A esa altura, el partido ya se jugaba sin apenas tregua. En el 63, un envío largo a la espalda de la defensa encontró a Turbi, que controló y cedió atrás para Edu González, cuyo remate volvió a encontrarse con el guardameta.
El empate estaba cada vez más cerca y terminó llegando un minuto después. Antón Guisande peleó un balón en la frontal y consiguió prolongarlo para Turbi. El canterano no perdonó y batió a Rielo entre las piernas para colocar el 1-1 y firmar un nuevo gol en esta pretemporada.
El tanto terminó de desatar a los picheleiros. Jordan volvió a aparecer en una contra y Unai Peón también probó fortuna desde fuera del área en unos minutos en los que el Compos consiguió someter por momentos a un rival de superior categoría.
De Lerma repartió después los esfuerzos. En el 56 habían entrado Diego Uzal y Antón Diéguez por Rafa de Vicente y Damián Noya y, en el 72, llegaron ocho cambios de una tacada: Mario Hermo, Parapar, Ces Cotos, Dani González, Manu Rivas, Álex Gil, Hugo Arrojo y Nacho Antonetti sustituyeron a Miguel Prado, Unai, Goris, Edu González, Antón Guisande, Jordan, Buba y Turbi.

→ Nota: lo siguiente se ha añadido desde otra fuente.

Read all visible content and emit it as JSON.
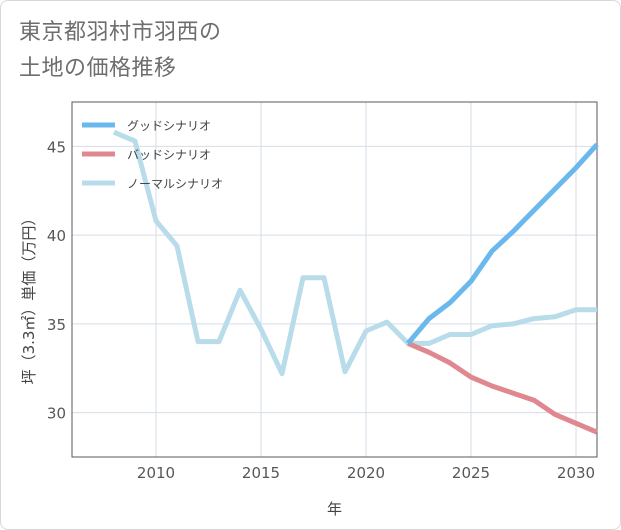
{
  "title_line1": "東京都羽村市羽西の",
  "title_line2": "土地の価格推移",
  "chart_data": {
    "type": "line",
    "title": "東京都羽村市羽西の土地の価格推移",
    "xlabel": "年",
    "ylabel": "坪（3.3㎡）単価（万円）",
    "xlim": [
      2006,
      2031
    ],
    "ylim": [
      27.5,
      47.5
    ],
    "xticks": [
      2010,
      2015,
      2020,
      2025,
      2030
    ],
    "yticks": [
      30,
      35,
      40,
      45
    ],
    "legend_position": "top-left",
    "series": [
      {
        "name": "グッドシナリオ",
        "color": "#6ab8ec",
        "x": [
          2022,
          2023,
          2024,
          2025,
          2026,
          2027,
          2028,
          2029,
          2030,
          2031
        ],
        "y": [
          33.9,
          35.3,
          36.2,
          37.4,
          39.1,
          40.2,
          41.4,
          42.6,
          43.8,
          45.1
        ]
      },
      {
        "name": "バッドシナリオ",
        "color": "#e08890",
        "x": [
          2022,
          2023,
          2024,
          2025,
          2026,
          2027,
          2028,
          2029,
          2030,
          2031
        ],
        "y": [
          33.9,
          33.4,
          32.8,
          32.0,
          31.5,
          31.1,
          30.7,
          29.9,
          29.4,
          28.9
        ]
      },
      {
        "name": "ノーマルシナリオ",
        "color": "#b8dcea",
        "x": [
          2008,
          2009,
          2010,
          2011,
          2012,
          2013,
          2014,
          2015,
          2016,
          2017,
          2018,
          2019,
          2020,
          2021,
          2022,
          2023,
          2024,
          2025,
          2026,
          2027,
          2028,
          2029,
          2030,
          2031
        ],
        "y": [
          45.8,
          45.3,
          40.8,
          39.4,
          34.0,
          34.0,
          36.9,
          34.7,
          32.2,
          37.6,
          37.6,
          32.3,
          34.6,
          35.1,
          33.9,
          33.9,
          34.4,
          34.4,
          34.9,
          35.0,
          35.3,
          35.4,
          35.8,
          35.8
        ]
      }
    ]
  }
}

El carrusel de sustituciones rebajó algo la continuidad del juego, aunque no eliminó el peligro. La UD Ourense estrelló un potente disparo contra el larguero en el minuto 80 y, ya cerca del 90, volvió a exigir a Edu Sousa, que respondió bien para conservar el empate.

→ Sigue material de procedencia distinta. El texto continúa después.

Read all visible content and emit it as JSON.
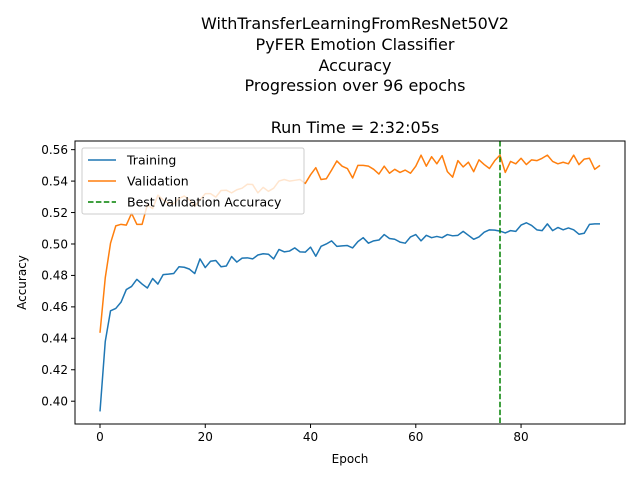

El 1-1 terminó haciendo justicia a un amistoso intenso y con ocasiones en las dos áreas. Pero, más allá del resultado, dejó otra señal positiva para el Compostela: a dos semanas del comienzo de la Segunda Federación fue capaz de sostener el ritmo, generar ocasiones y discutir el control del partido a un equipo que afrontará su estreno en Primera Federación el próximo fin de semana. Una prueba de nivel superada con buena nota.